1 is an electron micrograph of the surface (particle structure) of the porous coated knitted fabric obtained in Example 4, and FIG. 2 is an electron of the surface (particle structure) of the colored artificial leather obtained in Example 5. Micrograph, FIG. 3 is an electron micrograph of the surface (particle structure) of the colored artificial leather obtained in Example 6, and FIG. 4 is Example 7.

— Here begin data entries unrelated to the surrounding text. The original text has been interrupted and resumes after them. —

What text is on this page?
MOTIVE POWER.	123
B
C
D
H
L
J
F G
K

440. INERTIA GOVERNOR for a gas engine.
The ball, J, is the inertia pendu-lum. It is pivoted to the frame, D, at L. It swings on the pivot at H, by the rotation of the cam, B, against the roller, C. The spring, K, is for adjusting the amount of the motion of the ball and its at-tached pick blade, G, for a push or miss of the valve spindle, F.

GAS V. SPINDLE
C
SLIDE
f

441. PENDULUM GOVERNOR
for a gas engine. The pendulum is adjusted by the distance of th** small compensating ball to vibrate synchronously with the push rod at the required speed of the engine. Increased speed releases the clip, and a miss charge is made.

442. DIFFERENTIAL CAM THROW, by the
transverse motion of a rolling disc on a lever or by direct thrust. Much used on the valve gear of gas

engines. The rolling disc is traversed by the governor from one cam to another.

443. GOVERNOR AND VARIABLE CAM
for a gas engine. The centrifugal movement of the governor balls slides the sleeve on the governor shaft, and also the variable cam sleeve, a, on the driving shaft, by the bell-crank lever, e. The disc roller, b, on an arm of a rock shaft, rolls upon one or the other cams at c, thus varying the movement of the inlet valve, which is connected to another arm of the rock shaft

An electron micrograph of the surface (particle structure) of the porous film obtained in Example 5, FIG. 5 is an electron micrograph of the surface (particle structure) of the artificial leather obtained in Example 8, and FIG. 6 is Comparative Example 1. The electron micrographs of the surface (particle structure) of the film obtained in 1. are shown respectively. The electron micrographs have a magnification of 500 times, respectively.

Claims (2)

[Claims] 1. A water-soluble amino acid in a polymer polymer organic solvent solution or dispersion, which comprises a polymer and an organic solvent having a boiling point of 150 ° C. or less and a water solubility of 50 g or less per 100 g. A W / O type emulsion obtained by emulsifying and mixing an aqueous solution of a multimer. 2. A method for forming a porous structure, which comprises coating a support with the W / O type emulsion according to claim 1 and then drying the support.